What occurs in an Environmental Mediation is key to understanding how and why it works to save the parties time and unnecessary expense and is designed ultimately to deliver a better outcome for all parties. Just like snowflakes, no two mediations are exactly alike but there are some common elements in the process that are worth identifying if for no reason other than to help highlight the key differences between mediation and litigation:
- Selecting a mediator. Unlike litigation, when parties mediate they get to choose the mediator most suited to the case at hand. In itself this presents a huge potential advantage, by selecting someone with the most relevant experience who has a proven track record in resolving similar disputes. Click here to read more about the role of the mediator and some key issues to consider in selecting the right mediator to handle your dispute.

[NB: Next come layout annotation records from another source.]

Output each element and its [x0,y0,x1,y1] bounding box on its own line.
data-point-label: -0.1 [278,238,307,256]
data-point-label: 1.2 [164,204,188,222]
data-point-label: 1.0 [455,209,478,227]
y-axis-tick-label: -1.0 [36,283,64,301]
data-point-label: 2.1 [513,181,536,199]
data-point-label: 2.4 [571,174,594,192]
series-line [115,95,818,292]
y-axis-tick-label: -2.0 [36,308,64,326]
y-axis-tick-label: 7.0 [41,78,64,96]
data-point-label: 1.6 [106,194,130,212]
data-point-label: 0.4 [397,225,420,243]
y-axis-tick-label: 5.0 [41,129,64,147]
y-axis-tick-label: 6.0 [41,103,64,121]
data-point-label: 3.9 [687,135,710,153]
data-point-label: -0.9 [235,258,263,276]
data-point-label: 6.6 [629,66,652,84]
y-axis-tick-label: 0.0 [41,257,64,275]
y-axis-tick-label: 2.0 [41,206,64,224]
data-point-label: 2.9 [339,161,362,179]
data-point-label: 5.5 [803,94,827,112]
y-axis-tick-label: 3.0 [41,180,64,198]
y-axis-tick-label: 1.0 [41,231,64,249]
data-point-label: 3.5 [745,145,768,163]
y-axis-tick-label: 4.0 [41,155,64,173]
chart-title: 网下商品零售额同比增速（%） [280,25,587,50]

- Developing a mediation game plan. The initial task for a mediator is to develop, with the parties’ input, a game plan to facilitate the negotiations. Depending on the number of parties and the complexity of the underlying issues, there is a fair amount of art in this threshold task. The mediator is charged with establishing a reliable, coordinated and organized process, involving such steps as pre-meeting planning, establishing agendas, ensuring the presence of necessary attendees, facilitating the exchange of technical data, identifying key documents and other information needed to make informed settlement decisions, and sequencing the issues to be considered, in multiple meetings, including separate insurance and consultant briefings if necessary. Again, this is an important way in which mediation provides considerable flexibility to facilitate settlement in contrast to adhering to the dictates of the Rules of Civil Procedure.
- Developing trust and Understanding. There are several key parts to this. First, the Mediator provides a confidential forum in which the negotiations are protected from disclosure to non-participants by agreement, court rules and/or statutes. I believe this aspect of mediation is often overlooked or undervalued. Confidentiality allows the participants to speak openly and realistically about issues in dispute – both pro and con – facilitating informed decisions based on potential risks and benefits. Frank conversations such as these do not normally occur as part of the litigation process, where the parties try to speak only to the strengths of their cases and avoid mention of perceived weaknesses. Moreover, if the matter doesn’t settle, nothing said at, or prepared for, the negotiations may be used for or against any party in any other proceeding.
Confidentiality also allows the mediator to meet privately with each party – not just with its lawyers but with clients and insurance representatives with the ultimate decision-making authority. Frank and informative conversations occur in these meeting. The mediator confidentially listens, probes, questions the participants to understand what each party really needs and wants and how it views the issues in dispute. An environment of understanding and trust is built through these conversations.